Increasingly, however, as the U.S. surveillance state grows ever more pervasive, domestically and globally, as the corporate version of the same expands exponentially, as prying “eyes” and “ears” of every technological variety proliferate, the question of who exactly we are arises. What are we without privacy, without a certain kind of unknowability? What are we when “our” information is potentially anyone’s information? We may soon find out. A recent experiment by two Stanford University graduate students who gathered just a few month’s worth of phone metadata on 546 volunteers has, for instance, made mincemeat of President Obama’s claim that the NSA’s massive version of metadata collection “is not looking at people’s names and they’re not looking at content.” Using only the phone metadata they got, the Stanford researchers “inferred sensitive information about people’s lives, including: neurological and heart conditions, gun ownership, marijuana cultivation, abortion, and participation in Alcoholics Anonymous.”
And that’s just a crude version of what the future holds for all of us. There are various kinds of extinctions. That superb environmental reporter Elizabeth Kolbert has just written a powerful book, The Sixth Extinction, about the more usual (if horrifying) kind. Our developing surveillance world may offer us an example of another kind of extinction: of what we once knew as the private self.
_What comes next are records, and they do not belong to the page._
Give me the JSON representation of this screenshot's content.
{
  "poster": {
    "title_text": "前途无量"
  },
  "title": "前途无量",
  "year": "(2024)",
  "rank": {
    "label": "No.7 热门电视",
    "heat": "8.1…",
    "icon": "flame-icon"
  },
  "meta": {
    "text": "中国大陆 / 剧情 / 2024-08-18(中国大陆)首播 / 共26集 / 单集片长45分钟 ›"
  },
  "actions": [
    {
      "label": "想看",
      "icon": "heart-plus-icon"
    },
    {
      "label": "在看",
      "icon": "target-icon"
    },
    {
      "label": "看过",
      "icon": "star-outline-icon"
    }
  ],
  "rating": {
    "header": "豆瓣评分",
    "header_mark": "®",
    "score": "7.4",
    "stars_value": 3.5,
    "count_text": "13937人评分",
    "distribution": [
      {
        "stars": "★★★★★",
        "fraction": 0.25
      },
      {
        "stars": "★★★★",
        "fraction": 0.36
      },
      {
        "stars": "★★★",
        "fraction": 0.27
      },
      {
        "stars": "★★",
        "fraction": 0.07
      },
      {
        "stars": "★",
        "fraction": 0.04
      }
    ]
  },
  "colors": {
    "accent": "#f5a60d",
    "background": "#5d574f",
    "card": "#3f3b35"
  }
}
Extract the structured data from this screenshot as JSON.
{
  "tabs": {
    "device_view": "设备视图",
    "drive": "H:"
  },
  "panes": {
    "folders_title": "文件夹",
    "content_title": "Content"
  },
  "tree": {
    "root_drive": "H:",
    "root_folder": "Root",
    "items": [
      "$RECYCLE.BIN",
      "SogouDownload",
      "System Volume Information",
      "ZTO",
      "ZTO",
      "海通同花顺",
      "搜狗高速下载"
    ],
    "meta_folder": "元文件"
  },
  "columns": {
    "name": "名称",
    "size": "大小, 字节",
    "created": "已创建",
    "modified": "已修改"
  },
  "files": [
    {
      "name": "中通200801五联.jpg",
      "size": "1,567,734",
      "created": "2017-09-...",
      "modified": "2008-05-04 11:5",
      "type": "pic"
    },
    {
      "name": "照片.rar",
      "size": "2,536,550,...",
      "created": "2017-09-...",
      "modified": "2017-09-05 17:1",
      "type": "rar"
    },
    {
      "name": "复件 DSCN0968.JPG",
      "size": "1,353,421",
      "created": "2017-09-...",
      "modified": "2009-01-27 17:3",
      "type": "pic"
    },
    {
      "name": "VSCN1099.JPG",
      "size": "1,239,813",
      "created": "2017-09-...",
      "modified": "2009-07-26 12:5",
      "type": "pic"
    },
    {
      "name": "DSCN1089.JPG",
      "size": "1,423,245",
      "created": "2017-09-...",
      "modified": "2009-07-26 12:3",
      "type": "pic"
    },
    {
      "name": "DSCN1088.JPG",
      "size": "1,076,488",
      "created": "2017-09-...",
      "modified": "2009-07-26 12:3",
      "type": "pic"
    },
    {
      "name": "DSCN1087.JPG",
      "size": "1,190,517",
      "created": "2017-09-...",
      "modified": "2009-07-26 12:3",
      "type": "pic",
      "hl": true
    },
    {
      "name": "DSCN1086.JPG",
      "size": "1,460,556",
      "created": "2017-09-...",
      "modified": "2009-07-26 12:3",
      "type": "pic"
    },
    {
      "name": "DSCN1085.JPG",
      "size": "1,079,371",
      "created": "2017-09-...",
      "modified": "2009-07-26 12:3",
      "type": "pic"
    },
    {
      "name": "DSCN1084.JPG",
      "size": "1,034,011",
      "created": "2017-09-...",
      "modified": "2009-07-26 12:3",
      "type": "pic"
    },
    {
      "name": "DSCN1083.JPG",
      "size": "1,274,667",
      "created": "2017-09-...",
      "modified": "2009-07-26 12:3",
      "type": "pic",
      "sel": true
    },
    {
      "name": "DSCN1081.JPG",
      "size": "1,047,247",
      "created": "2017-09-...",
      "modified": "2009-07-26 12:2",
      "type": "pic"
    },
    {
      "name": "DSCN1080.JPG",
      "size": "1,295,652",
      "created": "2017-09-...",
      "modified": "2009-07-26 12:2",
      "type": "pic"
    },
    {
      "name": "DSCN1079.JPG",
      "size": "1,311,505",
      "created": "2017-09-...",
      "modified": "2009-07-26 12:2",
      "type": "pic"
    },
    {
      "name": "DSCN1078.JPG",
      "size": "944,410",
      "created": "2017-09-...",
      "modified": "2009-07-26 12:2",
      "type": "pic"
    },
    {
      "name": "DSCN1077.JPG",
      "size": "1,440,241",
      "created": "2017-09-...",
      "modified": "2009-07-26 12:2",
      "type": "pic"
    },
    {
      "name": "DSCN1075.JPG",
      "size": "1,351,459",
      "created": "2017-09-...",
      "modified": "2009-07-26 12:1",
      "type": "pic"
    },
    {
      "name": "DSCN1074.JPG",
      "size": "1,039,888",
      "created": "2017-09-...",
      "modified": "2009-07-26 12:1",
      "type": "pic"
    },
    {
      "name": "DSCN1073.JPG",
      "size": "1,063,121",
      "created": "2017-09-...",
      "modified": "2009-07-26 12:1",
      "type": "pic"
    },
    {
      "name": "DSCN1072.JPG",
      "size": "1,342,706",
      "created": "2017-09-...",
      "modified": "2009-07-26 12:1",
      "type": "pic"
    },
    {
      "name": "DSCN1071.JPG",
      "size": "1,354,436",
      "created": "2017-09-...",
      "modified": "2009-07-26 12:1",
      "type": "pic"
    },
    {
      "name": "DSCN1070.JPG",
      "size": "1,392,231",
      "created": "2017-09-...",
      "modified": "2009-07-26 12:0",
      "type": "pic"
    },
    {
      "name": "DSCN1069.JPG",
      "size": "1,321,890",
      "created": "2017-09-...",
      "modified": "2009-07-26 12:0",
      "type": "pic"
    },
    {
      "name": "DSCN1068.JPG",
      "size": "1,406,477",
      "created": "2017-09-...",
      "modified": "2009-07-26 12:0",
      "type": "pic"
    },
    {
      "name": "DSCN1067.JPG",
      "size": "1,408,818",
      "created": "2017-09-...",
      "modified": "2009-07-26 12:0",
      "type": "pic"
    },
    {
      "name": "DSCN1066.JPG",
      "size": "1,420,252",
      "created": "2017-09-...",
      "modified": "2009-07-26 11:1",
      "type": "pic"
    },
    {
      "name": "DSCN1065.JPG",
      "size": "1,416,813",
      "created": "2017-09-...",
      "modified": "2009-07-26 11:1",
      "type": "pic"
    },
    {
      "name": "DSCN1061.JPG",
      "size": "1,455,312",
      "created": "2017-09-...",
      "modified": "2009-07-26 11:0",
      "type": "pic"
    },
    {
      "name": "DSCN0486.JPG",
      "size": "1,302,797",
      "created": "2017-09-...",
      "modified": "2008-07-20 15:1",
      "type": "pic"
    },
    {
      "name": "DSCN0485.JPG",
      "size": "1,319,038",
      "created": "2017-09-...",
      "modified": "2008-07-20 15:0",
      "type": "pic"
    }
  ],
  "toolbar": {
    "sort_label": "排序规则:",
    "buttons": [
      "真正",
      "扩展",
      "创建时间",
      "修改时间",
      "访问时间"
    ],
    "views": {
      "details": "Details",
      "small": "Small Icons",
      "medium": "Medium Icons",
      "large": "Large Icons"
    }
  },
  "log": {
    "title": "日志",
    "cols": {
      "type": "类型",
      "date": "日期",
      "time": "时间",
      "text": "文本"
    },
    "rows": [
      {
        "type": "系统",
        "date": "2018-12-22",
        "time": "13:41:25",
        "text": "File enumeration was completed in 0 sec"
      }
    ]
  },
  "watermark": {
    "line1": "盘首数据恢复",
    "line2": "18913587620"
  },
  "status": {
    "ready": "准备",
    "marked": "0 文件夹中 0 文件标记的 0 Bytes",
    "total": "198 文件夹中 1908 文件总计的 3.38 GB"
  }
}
If you want to be chilled to the bone when it comes to this, check out today’s stunning report by the ACLU’s Catherine Crump and Matthew Harwood on where the corporate world is taking your identity. Tom Engelhardt
Invasion of the data snatchers
Big Data and the Internet of Things means the surveillance of everything
By Catherine Crump and Matthew HarwoodEstimates vary, but by 2020 there could be over 30 billion devices connected to the Internet. Once dumb, they will have smartened up thanks to sensors and other technologies embedded in them and, thanks to your machines, your life will quite literally have gone online.
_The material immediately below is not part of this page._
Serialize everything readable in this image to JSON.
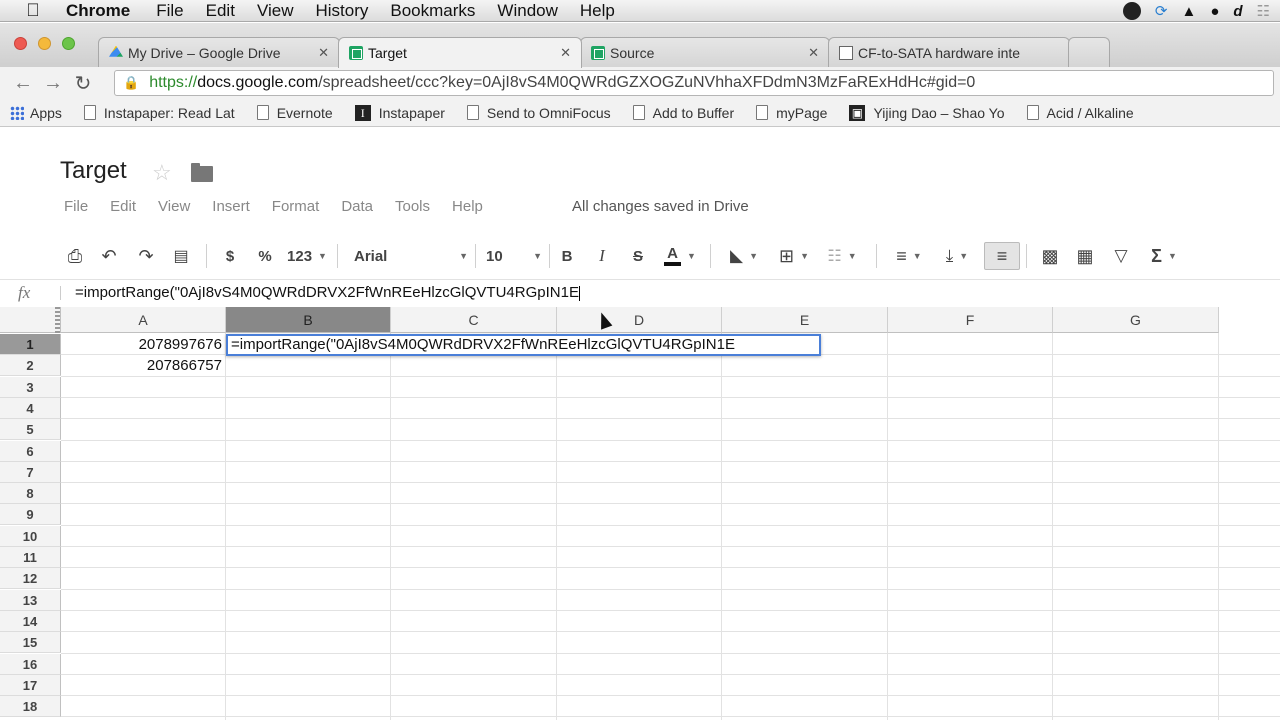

The implications are revolutionary. Your smart refrigerator will keep an inventory of food items, noting when they go bad. Your smart thermostat will learn your habits and adjust the temperature to your liking. Smart lights will illuminate dangerous parking garages, even as they keep an “eye” out for suspicious activity.
Techno-evangelists have a nice catchphrase for this future utopia of machines and the never-ending stream of information, known as Big Data, it produces: the Internet of Things. So abstract. So inoffensive. Ultimately, so meaningless.
A future Internet of Things does have the potential to offer real benefits, but the dark side of that seemingly shiny coin is this: companies will increasingly know all there is to know about you. Most people are already aware that virtually everything a typical person does on the Internet is tracked. In the not-too-distant future, however, real space will be increasingly like cyberspace, thanks to our headlong rush toward that Internet of Things. With the rise of the networked device, what people do in their homes, in their cars, in stores, and within their communities will be monitored and analyzed in ever more intrusive ways by corporations and, by extension, the government.
And one more thing: in cyberspace it is at least theoretically possible to log off. In your own well-wired home, there will be no “opt out.”